Les histoires de famille se ressemblent beaucoup. Celle des Lachassette a été imaginée par deux garçons,
comédiens, Julien Cigana et Nicolas Devort, qu'on retrouve sur scène pour en interpréter tous les
personnages. Comme chez Aznavour, c'est la maman qui va mourir, et les hommes sont de retour, en
l'occurrence Tristan. Comme chez Lagarce, le fils maudit, c'est celui qui a quitté la petite ville de province
pour mener à la capitale une vie plus libre, instable, du point de vue affectif comme du point de vue
professionnel. Une différence, Tristan est hétérosexuel. Mais d'une famille où, comme souvent, le père
impose sa colère et ses rapports de force, quand la mère est plus souple, à l'écoute, accommodante. De
cette ville de Chabris, près de Lyon, où vivent les aînés, le frère de Tristan, lui, n'a pas bougé. Il travaille
dans l'immobilier avec son paternel, s'est marié, va avoir un deuxième enfant, un schéma bien trop
traditionnel dans lequel il ne trouve visiblement pas son bonheur. Les histoires de famille se ressemblent
beaucoup, donc, comme nos existences. Et celle du bois dont je suis fait est tout aussi comique que
tragique et souligne combien il est difficile de se libérer de ce qui nous a façonné, avec autant d'humour
que de sensibilité.

Tout fonctionne à la perfection

Sur scène, deux acteurs et deux tabourets. De simples gestes, de petites mimiques et d'une pointe d'accent
parfois, ils interprètent les dix personnages qui s'entrecroisent au cours de ces rendez-vous familiaux qui
se rapprochent aussi vite que la mort de leur mère. Les scènes s'enchaînent à un rythme soutenu – scènes
de repas, de disputes, d'intérieur et d'extérieur – qui prennent corps grâce à un travail sonore et de
lumières bien dosé, mais aussi par des dialogues elliptiques et efficaces qui dessinent les rapports entre
les personnages en même temps qu'ils font avancer l'action. Dans la mise en scène et en jeu de Clotilde
Daniault, tout fonctionne à la perfection. Julien Cigana, émouvant dans ses personnages aux teintes
féminines, et Nicolas Devort penchant plus vers le bourru masculin, ne sont jamais loin de l'ordinaire
mais échappent toujours à la facilité des clichés.
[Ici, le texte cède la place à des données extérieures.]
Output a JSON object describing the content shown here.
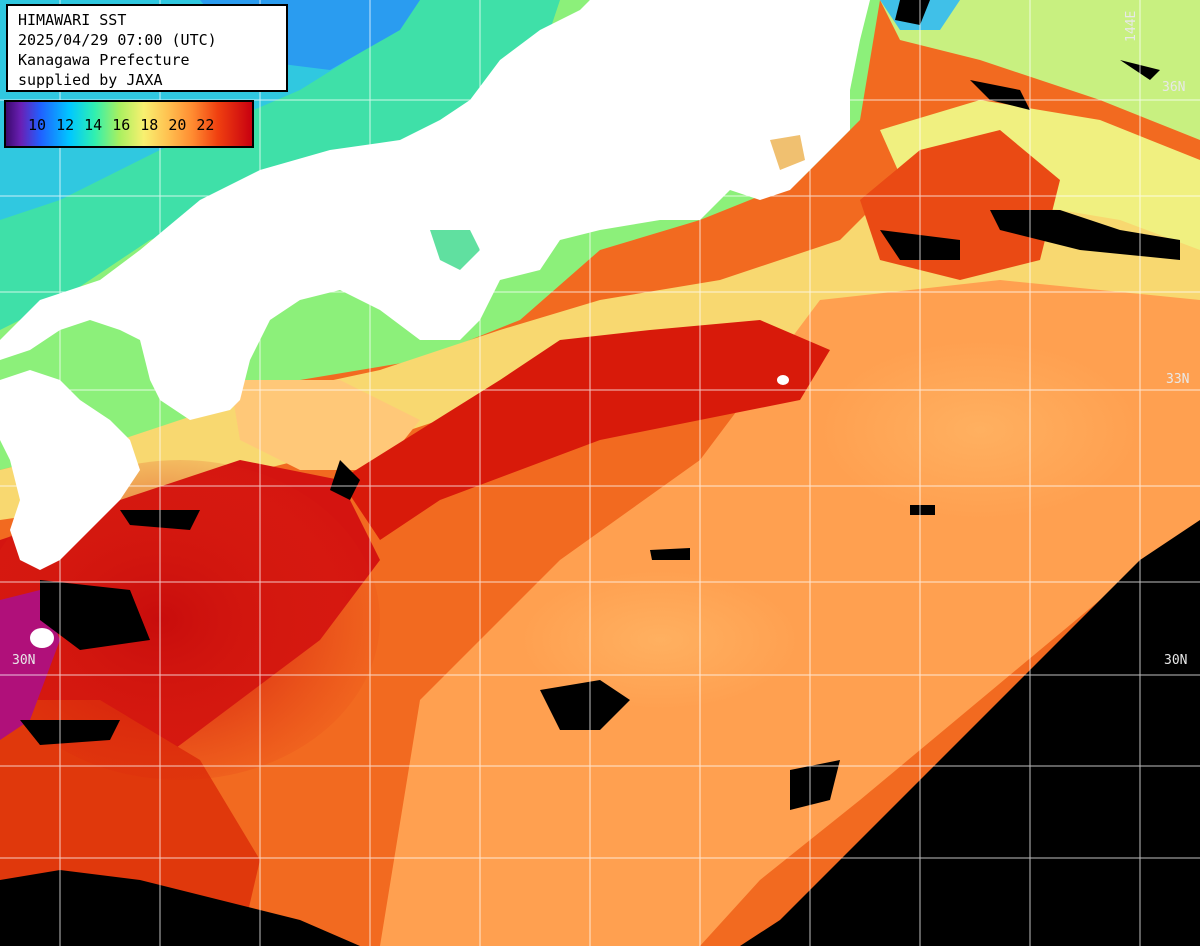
{
  "info": {
    "title": "HIMAWARI SST",
    "datetime": "2025/04/29 07:00 (UTC)",
    "organization": "Kanagawa Prefecture",
    "credit": "supplied by JAXA"
  },
  "legend": {
    "labels": [
      "10",
      "12",
      "14",
      "16",
      "18",
      "20",
      "22"
    ]
  },
  "grid_labels": {
    "lat_36": "36N",
    "lat_33": "33N",
    "lat_30_left": "30N",
    "lat_30_right": "30N",
    "lon_144": "144E"
  },
  "colors": {
    "land": "#ffffff",
    "cloud_nodata": "#000000",
    "grid": "#ffffff",
    "temp_10": "#3b0a6e",
    "temp_12": "#2060ff",
    "temp_14": "#30f0b0",
    "temp_16": "#a8f060",
    "temp_18": "#f8f070",
    "temp_20": "#ff8a30",
    "temp_22": "#c80010"
  }
}
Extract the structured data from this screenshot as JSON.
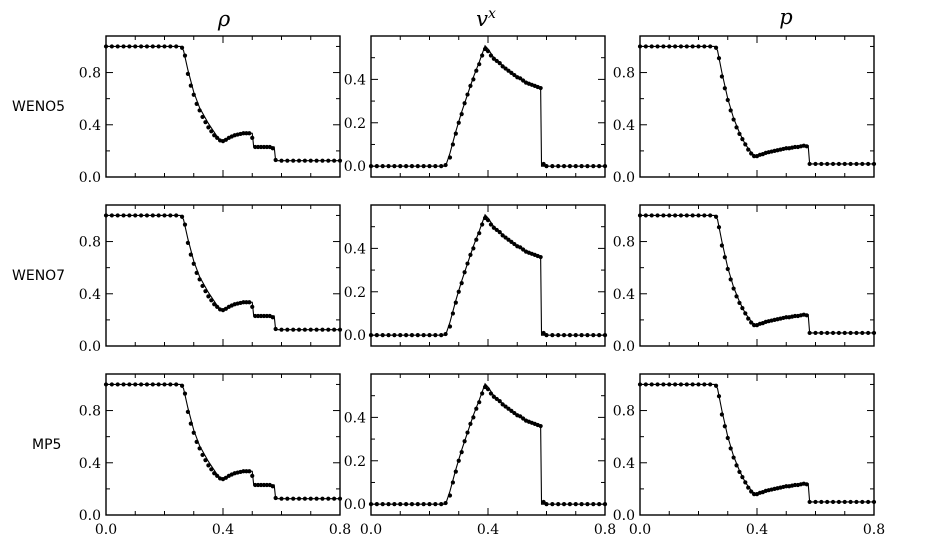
{
  "figure": {
    "columns": [
      {
        "key": "rho",
        "title": "ρ",
        "title_sup": ""
      },
      {
        "key": "vx",
        "title": "v",
        "title_sup": "x"
      },
      {
        "key": "p",
        "title": "p",
        "title_sup": ""
      }
    ],
    "rows": [
      {
        "label": "WENO5"
      },
      {
        "label": "WENO7"
      },
      {
        "label": "MP5"
      }
    ],
    "x_tick_labels": [
      "0.0",
      "0.4",
      "0.8"
    ],
    "y_tick_labels": {
      "rho": [
        "0.0",
        "0.4",
        "0.8"
      ],
      "vx": [
        "0.0",
        "0.2",
        "0.4"
      ],
      "p": [
        "0.0",
        "0.4",
        "0.8"
      ]
    }
  },
  "chart_data": [
    {
      "row": "WENO5",
      "column": "rho",
      "type": "line",
      "xlim": [
        0,
        0.8
      ],
      "ylim": [
        0,
        1.08
      ],
      "xticks": [
        0,
        0.4,
        0.8
      ],
      "yticks": [
        0,
        0.4,
        0.8
      ],
      "reference": "exact (solid line)",
      "numeric": "points (dots)"
    },
    {
      "row": "WENO5",
      "column": "vx",
      "type": "line",
      "xlim": [
        0,
        0.8
      ],
      "ylim": [
        -0.05,
        0.6
      ],
      "xticks": [
        0,
        0.4,
        0.8
      ],
      "yticks": [
        0,
        0.2,
        0.4
      ],
      "reference": "exact (solid line)",
      "numeric": "points (dots)"
    },
    {
      "row": "WENO5",
      "column": "p",
      "type": "line",
      "xlim": [
        0,
        0.8
      ],
      "ylim": [
        0,
        1.08
      ],
      "xticks": [
        0,
        0.4,
        0.8
      ],
      "yticks": [
        0,
        0.4,
        0.8
      ],
      "reference": "exact (solid line)",
      "numeric": "points (dots)"
    },
    {
      "row": "WENO7",
      "column": "rho",
      "type": "line",
      "xlim": [
        0,
        0.8
      ],
      "ylim": [
        0,
        1.08
      ],
      "xticks": [
        0,
        0.4,
        0.8
      ],
      "yticks": [
        0,
        0.4,
        0.8
      ]
    },
    {
      "row": "WENO7",
      "column": "vx",
      "type": "line",
      "xlim": [
        0,
        0.8
      ],
      "ylim": [
        -0.05,
        0.6
      ],
      "xticks": [
        0,
        0.4,
        0.8
      ],
      "yticks": [
        0,
        0.2,
        0.4
      ]
    },
    {
      "row": "WENO7",
      "column": "p",
      "type": "line",
      "xlim": [
        0,
        0.8
      ],
      "ylim": [
        0,
        1.08
      ],
      "xticks": [
        0,
        0.4,
        0.8
      ],
      "yticks": [
        0,
        0.4,
        0.8
      ]
    },
    {
      "row": "MP5",
      "column": "rho",
      "type": "line",
      "xlim": [
        0,
        0.8
      ],
      "ylim": [
        0,
        1.08
      ],
      "xticks": [
        0,
        0.4,
        0.8
      ],
      "yticks": [
        0,
        0.4,
        0.8
      ]
    },
    {
      "row": "MP5",
      "column": "vx",
      "type": "line",
      "xlim": [
        0,
        0.8
      ],
      "ylim": [
        -0.05,
        0.6
      ],
      "xticks": [
        0,
        0.4,
        0.8
      ],
      "yticks": [
        0,
        0.2,
        0.4
      ]
    },
    {
      "row": "MP5",
      "column": "p",
      "type": "line",
      "xlim": [
        0,
        0.8
      ],
      "ylim": [
        0,
        1.08
      ],
      "xticks": [
        0,
        0.4,
        0.8
      ],
      "yticks": [
        0,
        0.4,
        0.8
      ]
    }
  ],
  "curves": {
    "rho": {
      "exact": [
        [
          0,
          1.0
        ],
        [
          0.255,
          1.0
        ],
        [
          0.265,
          0.97
        ],
        [
          0.28,
          0.82
        ],
        [
          0.3,
          0.65
        ],
        [
          0.32,
          0.53
        ],
        [
          0.35,
          0.41
        ],
        [
          0.38,
          0.31
        ],
        [
          0.395,
          0.275
        ],
        [
          0.41,
          0.285
        ],
        [
          0.43,
          0.31
        ],
        [
          0.45,
          0.325
        ],
        [
          0.47,
          0.335
        ],
        [
          0.49,
          0.335
        ],
        [
          0.5,
          0.335
        ],
        [
          0.505,
          0.23
        ],
        [
          0.575,
          0.23
        ],
        [
          0.58,
          0.125
        ],
        [
          0.8,
          0.125
        ]
      ],
      "points": [
        [
          0.0,
          1.0
        ],
        [
          0.02,
          1.0
        ],
        [
          0.04,
          1.0
        ],
        [
          0.06,
          1.0
        ],
        [
          0.08,
          1.0
        ],
        [
          0.1,
          1.0
        ],
        [
          0.12,
          1.0
        ],
        [
          0.14,
          1.0
        ],
        [
          0.16,
          1.0
        ],
        [
          0.18,
          1.0
        ],
        [
          0.2,
          1.0
        ],
        [
          0.22,
          1.0
        ],
        [
          0.24,
          1.0
        ],
        [
          0.26,
          0.99
        ],
        [
          0.27,
          0.93
        ],
        [
          0.28,
          0.79
        ],
        [
          0.29,
          0.7
        ],
        [
          0.3,
          0.63
        ],
        [
          0.31,
          0.56
        ],
        [
          0.32,
          0.51
        ],
        [
          0.33,
          0.46
        ],
        [
          0.34,
          0.42
        ],
        [
          0.35,
          0.38
        ],
        [
          0.36,
          0.35
        ],
        [
          0.37,
          0.32
        ],
        [
          0.38,
          0.3
        ],
        [
          0.39,
          0.28
        ],
        [
          0.4,
          0.275
        ],
        [
          0.41,
          0.285
        ],
        [
          0.42,
          0.3
        ],
        [
          0.43,
          0.31
        ],
        [
          0.44,
          0.32
        ],
        [
          0.45,
          0.325
        ],
        [
          0.46,
          0.33
        ],
        [
          0.47,
          0.335
        ],
        [
          0.48,
          0.335
        ],
        [
          0.49,
          0.335
        ],
        [
          0.5,
          0.3
        ],
        [
          0.51,
          0.23
        ],
        [
          0.52,
          0.23
        ],
        [
          0.53,
          0.23
        ],
        [
          0.54,
          0.23
        ],
        [
          0.55,
          0.23
        ],
        [
          0.56,
          0.23
        ],
        [
          0.57,
          0.22
        ],
        [
          0.58,
          0.13
        ],
        [
          0.6,
          0.125
        ],
        [
          0.62,
          0.125
        ],
        [
          0.64,
          0.125
        ],
        [
          0.66,
          0.125
        ],
        [
          0.68,
          0.125
        ],
        [
          0.7,
          0.125
        ],
        [
          0.72,
          0.125
        ],
        [
          0.74,
          0.125
        ],
        [
          0.76,
          0.125
        ],
        [
          0.78,
          0.125
        ],
        [
          0.8,
          0.125
        ]
      ]
    },
    "vx": {
      "exact": [
        [
          0,
          0.0
        ],
        [
          0.255,
          0.0
        ],
        [
          0.27,
          0.06
        ],
        [
          0.29,
          0.16
        ],
        [
          0.31,
          0.25
        ],
        [
          0.33,
          0.33
        ],
        [
          0.35,
          0.41
        ],
        [
          0.37,
          0.48
        ],
        [
          0.39,
          0.555
        ],
        [
          0.4,
          0.54
        ],
        [
          0.42,
          0.5
        ],
        [
          0.45,
          0.465
        ],
        [
          0.48,
          0.43
        ],
        [
          0.51,
          0.405
        ],
        [
          0.54,
          0.38
        ],
        [
          0.57,
          0.365
        ],
        [
          0.58,
          0.355
        ],
        [
          0.583,
          0.0
        ],
        [
          0.8,
          0.0
        ]
      ],
      "points": [
        [
          0.0,
          0.0
        ],
        [
          0.02,
          0.0
        ],
        [
          0.04,
          0.0
        ],
        [
          0.06,
          0.0
        ],
        [
          0.08,
          0.0
        ],
        [
          0.1,
          0.0
        ],
        [
          0.12,
          0.0
        ],
        [
          0.14,
          0.0
        ],
        [
          0.16,
          0.0
        ],
        [
          0.18,
          0.0
        ],
        [
          0.2,
          0.0
        ],
        [
          0.22,
          0.0
        ],
        [
          0.24,
          0.0
        ],
        [
          0.255,
          0.005
        ],
        [
          0.27,
          0.04
        ],
        [
          0.28,
          0.1
        ],
        [
          0.29,
          0.15
        ],
        [
          0.3,
          0.2
        ],
        [
          0.31,
          0.24
        ],
        [
          0.32,
          0.29
        ],
        [
          0.33,
          0.33
        ],
        [
          0.34,
          0.37
        ],
        [
          0.35,
          0.4
        ],
        [
          0.36,
          0.44
        ],
        [
          0.37,
          0.47
        ],
        [
          0.38,
          0.51
        ],
        [
          0.39,
          0.54
        ],
        [
          0.4,
          0.53
        ],
        [
          0.41,
          0.51
        ],
        [
          0.42,
          0.495
        ],
        [
          0.43,
          0.485
        ],
        [
          0.44,
          0.475
        ],
        [
          0.45,
          0.46
        ],
        [
          0.46,
          0.45
        ],
        [
          0.47,
          0.44
        ],
        [
          0.48,
          0.43
        ],
        [
          0.49,
          0.42
        ],
        [
          0.5,
          0.41
        ],
        [
          0.51,
          0.405
        ],
        [
          0.52,
          0.395
        ],
        [
          0.53,
          0.385
        ],
        [
          0.54,
          0.38
        ],
        [
          0.55,
          0.375
        ],
        [
          0.56,
          0.37
        ],
        [
          0.57,
          0.365
        ],
        [
          0.58,
          0.36
        ],
        [
          0.59,
          0.01
        ],
        [
          0.6,
          0.0
        ],
        [
          0.62,
          0.0
        ],
        [
          0.64,
          0.0
        ],
        [
          0.66,
          0.0
        ],
        [
          0.68,
          0.0
        ],
        [
          0.7,
          0.0
        ],
        [
          0.72,
          0.0
        ],
        [
          0.74,
          0.0
        ],
        [
          0.76,
          0.0
        ],
        [
          0.78,
          0.0
        ],
        [
          0.8,
          0.0
        ]
      ]
    },
    "p": {
      "exact": [
        [
          0,
          1.0
        ],
        [
          0.255,
          1.0
        ],
        [
          0.265,
          0.97
        ],
        [
          0.28,
          0.8
        ],
        [
          0.3,
          0.6
        ],
        [
          0.32,
          0.45
        ],
        [
          0.34,
          0.34
        ],
        [
          0.36,
          0.25
        ],
        [
          0.38,
          0.19
        ],
        [
          0.395,
          0.155
        ],
        [
          0.41,
          0.165
        ],
        [
          0.44,
          0.19
        ],
        [
          0.47,
          0.205
        ],
        [
          0.5,
          0.215
        ],
        [
          0.53,
          0.225
        ],
        [
          0.56,
          0.235
        ],
        [
          0.575,
          0.24
        ],
        [
          0.58,
          0.1
        ],
        [
          0.8,
          0.1
        ]
      ],
      "points": [
        [
          0.0,
          1.0
        ],
        [
          0.02,
          1.0
        ],
        [
          0.04,
          1.0
        ],
        [
          0.06,
          1.0
        ],
        [
          0.08,
          1.0
        ],
        [
          0.1,
          1.0
        ],
        [
          0.12,
          1.0
        ],
        [
          0.14,
          1.0
        ],
        [
          0.16,
          1.0
        ],
        [
          0.18,
          1.0
        ],
        [
          0.2,
          1.0
        ],
        [
          0.22,
          1.0
        ],
        [
          0.24,
          1.0
        ],
        [
          0.26,
          0.99
        ],
        [
          0.27,
          0.91
        ],
        [
          0.28,
          0.77
        ],
        [
          0.29,
          0.68
        ],
        [
          0.3,
          0.59
        ],
        [
          0.31,
          0.51
        ],
        [
          0.32,
          0.44
        ],
        [
          0.33,
          0.38
        ],
        [
          0.34,
          0.33
        ],
        [
          0.35,
          0.29
        ],
        [
          0.36,
          0.25
        ],
        [
          0.37,
          0.21
        ],
        [
          0.38,
          0.18
        ],
        [
          0.39,
          0.16
        ],
        [
          0.4,
          0.16
        ],
        [
          0.41,
          0.17
        ],
        [
          0.42,
          0.175
        ],
        [
          0.43,
          0.185
        ],
        [
          0.44,
          0.19
        ],
        [
          0.45,
          0.195
        ],
        [
          0.46,
          0.2
        ],
        [
          0.47,
          0.205
        ],
        [
          0.48,
          0.21
        ],
        [
          0.49,
          0.215
        ],
        [
          0.5,
          0.22
        ],
        [
          0.51,
          0.22
        ],
        [
          0.52,
          0.225
        ],
        [
          0.53,
          0.23
        ],
        [
          0.54,
          0.23
        ],
        [
          0.55,
          0.235
        ],
        [
          0.56,
          0.24
        ],
        [
          0.57,
          0.235
        ],
        [
          0.58,
          0.1
        ],
        [
          0.6,
          0.1
        ],
        [
          0.62,
          0.1
        ],
        [
          0.64,
          0.1
        ],
        [
          0.66,
          0.1
        ],
        [
          0.68,
          0.1
        ],
        [
          0.7,
          0.1
        ],
        [
          0.72,
          0.1
        ],
        [
          0.74,
          0.1
        ],
        [
          0.76,
          0.1
        ],
        [
          0.78,
          0.1
        ],
        [
          0.8,
          0.1
        ]
      ]
    }
  }
}
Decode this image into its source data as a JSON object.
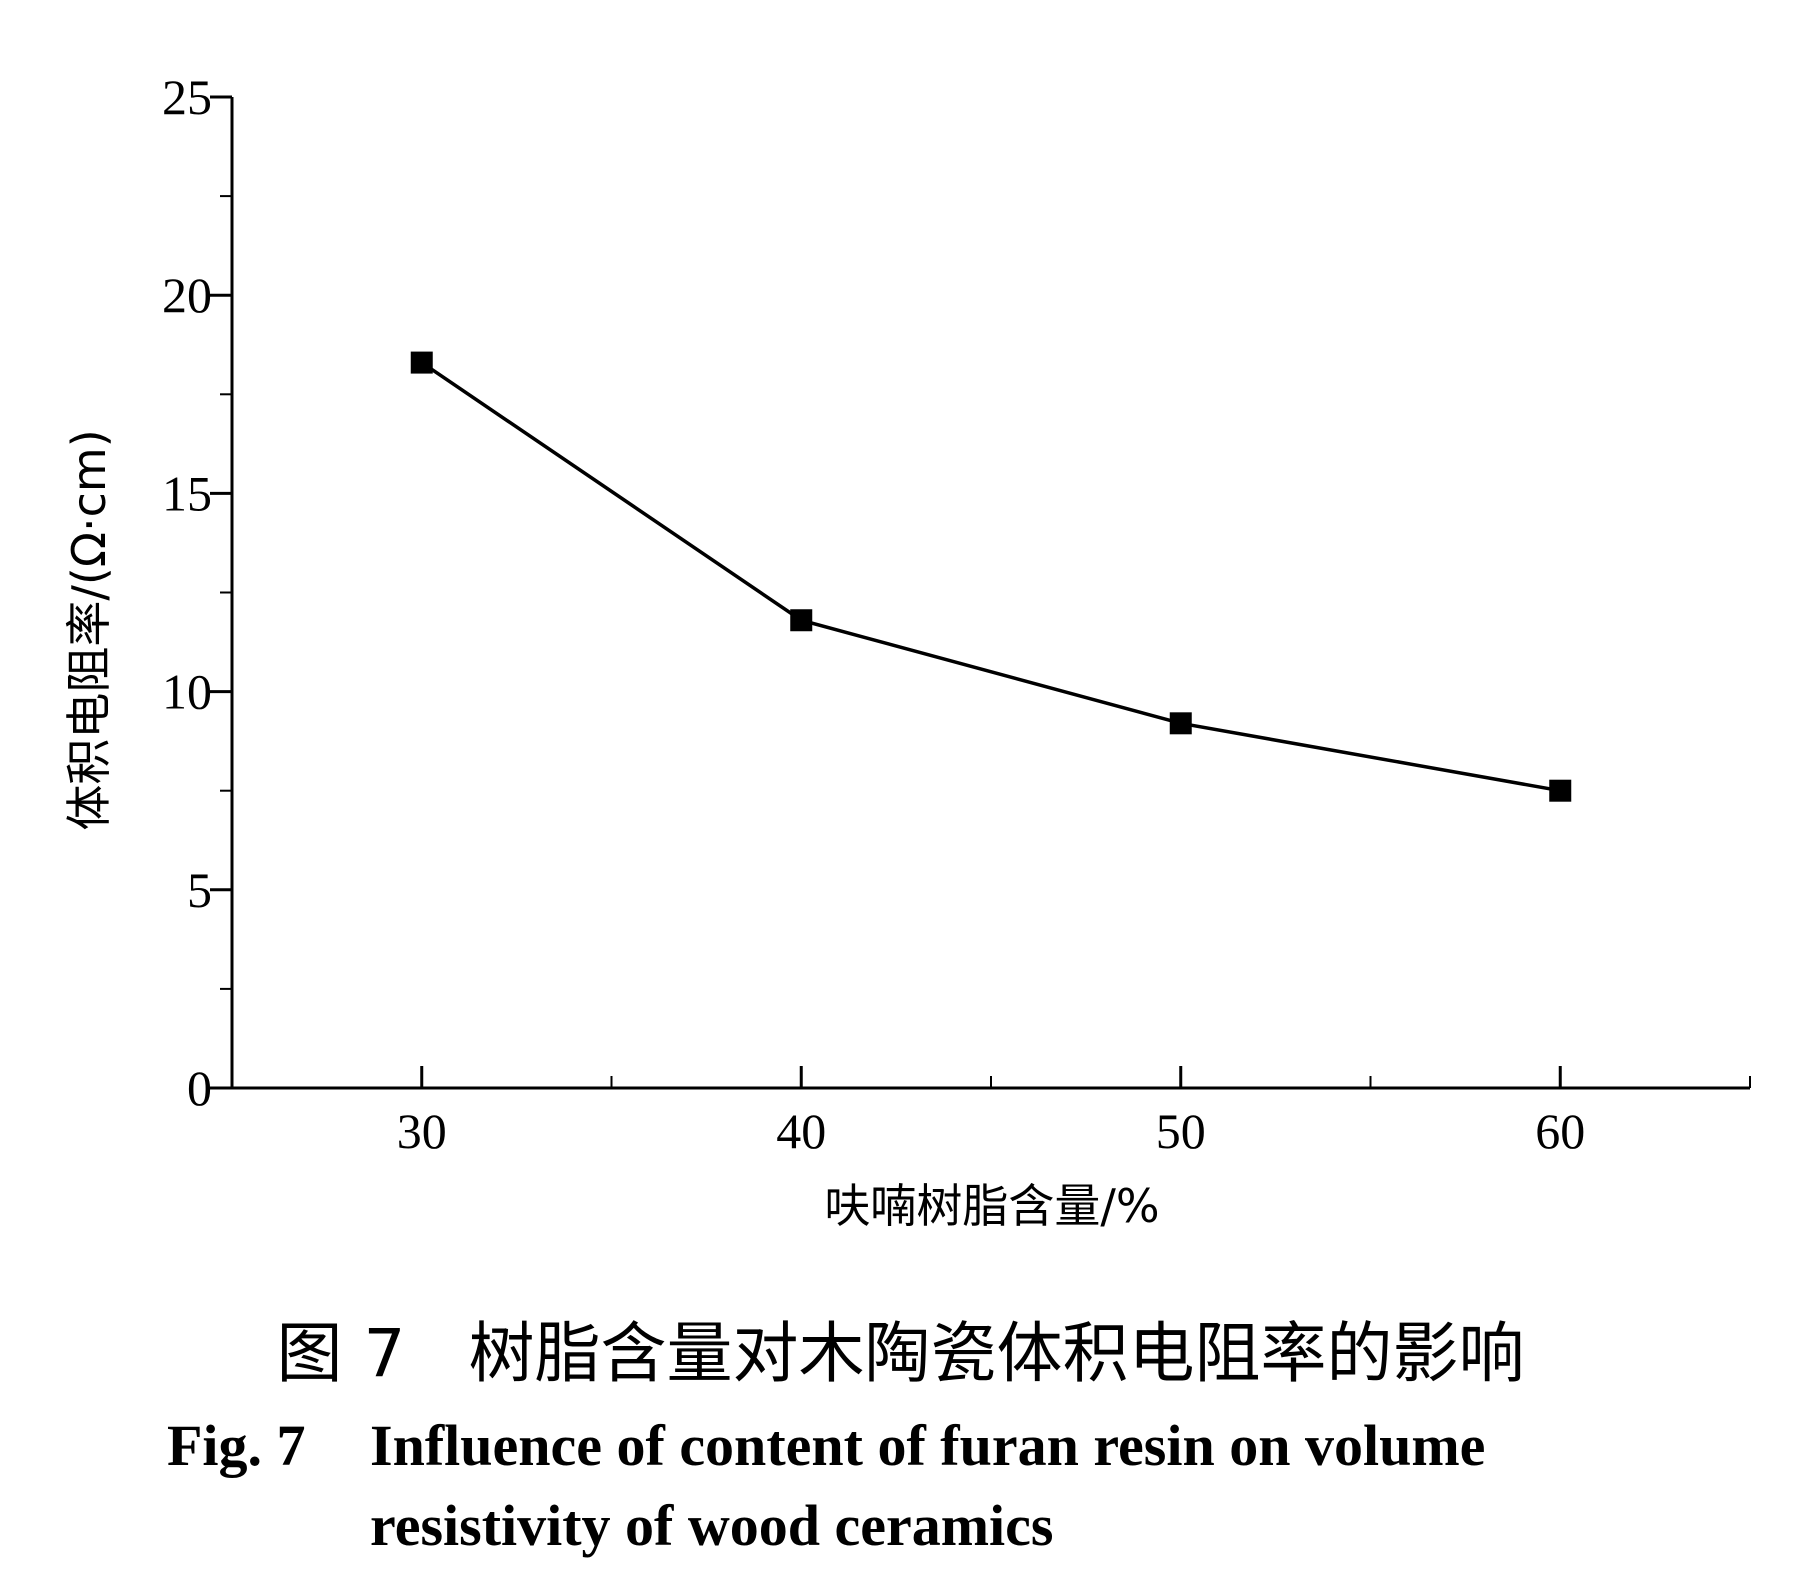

Ils font prendre vie à chacun de leurs rôles comme ils
font exister chaque situation. Un tour sur eux, un noir, et les voilà lancé dans un autre espace, à interpréter
d'autres personnages. Pièce cinématographique dans son découpage et les images qu'elle fait naître de
rien, Le bois dont je suis fait happe aussi parce qu'il parle de cette famille qui nous constitue, qui nous
définit, inéluctablement, qu'on veuille ou pas s'en extirper. Il. rappelle aussi combien la matière brute du
théâtre ressemble à celle de nos vies. Des corps, des mots, dans un monde vide que l'on remplit
d'imaginaire.

Eric Demey

Théâtre de Belleville, 94 rue du Faubourg du Temple, 75011 Paris. Du 3 février au 25 mars. Le dimanche
à 20h30, le lundi à 21h15. Tel : 01 48 06 72 34. Durée : 1h30.